Here’s another atrocious comment that I saw. “Save the children, not the parking lot”. When I first read this comment, I thought I might have entered another dimension where life doesn’t make sense, but nope, I am still here in THIS world. I am still not 100% sure how calling someone out for illegally parking in handicapped spots has to do with the safety of our parking lots. I was not aware our parking lots were in danger. As far as saving children, I am completely for this, but the only relationship children have in this situation is if they are disabled, which children can be, so they also need parking spaces available. If we are going to care about children then we should care about children who need wheelchairs and cannot exit their vehicle because someone else decided to illegally park.
Then there was the “only worried if someone else needs the spots”. I’m going to assume this person not only sits nearby to see if someone NEEDS the spots but also can read minds because I not only have searched for a spot for myself AND my Mom, who is also disabled, but gets around better than me at the age of 77 AND my Nanny (Mom’s Mother), who when she was alive was wheelchair bound, and you know what I did when someone was in the space whether I saw a placard or license plate or not? I just drove by to keep looking OR ended up dropping people off at the entrance. I have never seen someone stop, get out, wave their arms around, and say hey, I need this parking space, this person is here illegally, and throw a fit about this. Not once! Imagine that!
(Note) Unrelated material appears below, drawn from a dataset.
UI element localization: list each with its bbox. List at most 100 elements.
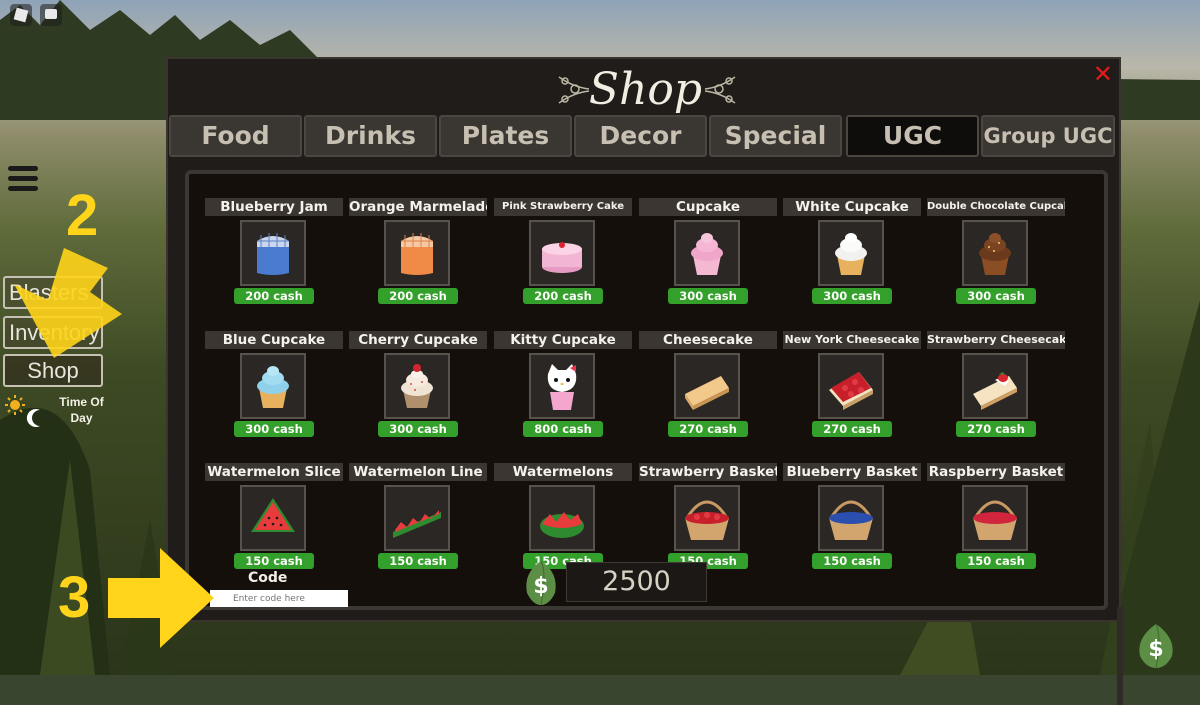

This topic could literally have me fuming for hours, and actually, it DID, which is why I have vented here in my blog. I don’t care if you are only planning to be in a store for 5 minutes. I don’t care if you worked a long day and your feet hurt. If you are not disabled, stop parking in a handicapped parking spot. I don’t think this is too much to ask. This shouldn’t be such a controversial topic. Why is it still that way? I would love to hear others’ thoughts and opinions on this. I only ask that everyone please be respectful and try to avoid foul language, please.